Even when it became known in 1526 that Süleyman was preparing for a new campaign, Hungary gave the impression of a “kingdom in anarchic confusion”, as Nicolae Jorga put it in his great “History of the Ottoman Empire”. At the Reichstag, there were arguments about promotions, the queen’s entourage or the misuse of the imperial income in a way that prompted a foreign diplomat to remark “that the pope, if the sultan wanted to attack this kingdom at all, would also confidently attack Hungary may be counted among already lost Christian lands”.

After Jorga, however, Ludwig continued the life to which he had become accustomed, “slept until midday and opened the Reichsrat around midday, as if he did not suspect the danger that he avoided speaking of either”. Even when the Turks began to cross the Danube in early July, Louis could not bring himself to intensify the defensive effort. Only at the end of the month did he start collecting troops.
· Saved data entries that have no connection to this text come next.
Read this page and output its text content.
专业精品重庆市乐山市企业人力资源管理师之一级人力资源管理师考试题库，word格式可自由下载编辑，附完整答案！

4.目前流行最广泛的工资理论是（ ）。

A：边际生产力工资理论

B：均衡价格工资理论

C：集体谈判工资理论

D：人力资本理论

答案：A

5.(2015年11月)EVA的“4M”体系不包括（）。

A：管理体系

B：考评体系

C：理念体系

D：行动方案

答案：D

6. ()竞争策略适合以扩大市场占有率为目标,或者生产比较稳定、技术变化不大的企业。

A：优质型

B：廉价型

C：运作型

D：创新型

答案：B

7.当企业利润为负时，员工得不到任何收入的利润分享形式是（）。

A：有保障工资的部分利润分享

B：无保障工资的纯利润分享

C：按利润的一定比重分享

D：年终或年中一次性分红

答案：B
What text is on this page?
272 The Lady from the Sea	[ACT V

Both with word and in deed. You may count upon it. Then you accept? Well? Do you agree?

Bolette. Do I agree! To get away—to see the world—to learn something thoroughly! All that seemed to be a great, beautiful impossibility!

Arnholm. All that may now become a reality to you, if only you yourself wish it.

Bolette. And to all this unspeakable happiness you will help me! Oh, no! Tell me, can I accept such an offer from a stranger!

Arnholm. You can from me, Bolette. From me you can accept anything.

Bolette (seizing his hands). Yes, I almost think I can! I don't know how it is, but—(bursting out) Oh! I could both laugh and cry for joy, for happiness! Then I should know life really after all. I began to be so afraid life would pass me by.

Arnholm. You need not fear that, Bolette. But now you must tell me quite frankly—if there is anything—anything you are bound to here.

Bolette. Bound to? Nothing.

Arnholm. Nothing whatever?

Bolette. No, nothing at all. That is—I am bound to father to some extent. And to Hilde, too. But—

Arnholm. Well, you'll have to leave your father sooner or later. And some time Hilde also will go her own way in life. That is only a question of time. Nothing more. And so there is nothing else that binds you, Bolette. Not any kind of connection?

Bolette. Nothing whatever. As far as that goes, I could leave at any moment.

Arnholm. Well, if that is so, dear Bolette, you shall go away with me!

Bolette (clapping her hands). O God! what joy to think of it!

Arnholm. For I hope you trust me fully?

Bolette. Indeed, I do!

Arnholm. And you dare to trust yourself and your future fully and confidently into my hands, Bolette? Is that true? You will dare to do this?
That was few enough. Because many magnates were not willing to provide mounted fighters or peasant foot soldiers. Barely 20,000 men finally assembled, half of them inexperienced peasants. It was not until mid-August that this troop, which had meanwhile been strengthened, “set out (under a king) whom everyone served as badly as possible, in order to shift the entire responsibility for the critical situation to him,” writes Jorga. Camp was set up in the middle of swamps near the village of Mohács, east of Pécs.

By the 28th, Süleyman and about 70,000 soldiers had taken up positions not far from there. The Ottoman could not only rely on the discipline of his janissary guard and the power of his sipahi cavalry, but he also had a branch of weapon up his sleeve with which his father Selim I had achieved his great successes in the Orient: mobile field artillery. This pulled up covertly in a depression.

Ludwig and his high-ranking leaders rejected the suggestion of paying tribute to avoid the unpredictability of a battle. Instead, the Hungarians relied entirely on the power of their heavily armored cavalry. Instead of making inquiries about the enemy’s position (which might have spotted the gun positions), a mock attack by Suleyman on August 29 was enough to provoke the Hungarians to attack. The Sipahis retreated in an orderly fashion, putting the Hungarians in front of the Turkish guns. They once again confirmed the term “gunpowder empire” that was coined for the Ottoman Empire.

The Hungarian army was completely wiped out. 12,000 prisoners were beheaded by the Turks and their heads presented to the Sultan on his golden throne. Ludwig II was among those who fled and died in the swamps and watercourses. He drowned miserably in a tributary of the Danube. His body was not discovered until weeks later.

Like the Battle of Blackbird in 1389 for the Serbs, Móhacs became a central place of remembrance for Hungary and the nation-building of its people. Politically, the country remained divided into three for the next 150 years. The central area was occupied by Ottoman troops. Transylvania and neighboring countries became vassals of the sultan. However, the Habsburgs were finally able to enforce their right of inheritance for the peripheral areas in the west. Suleyman’s attack failed in 1529 before Vienna.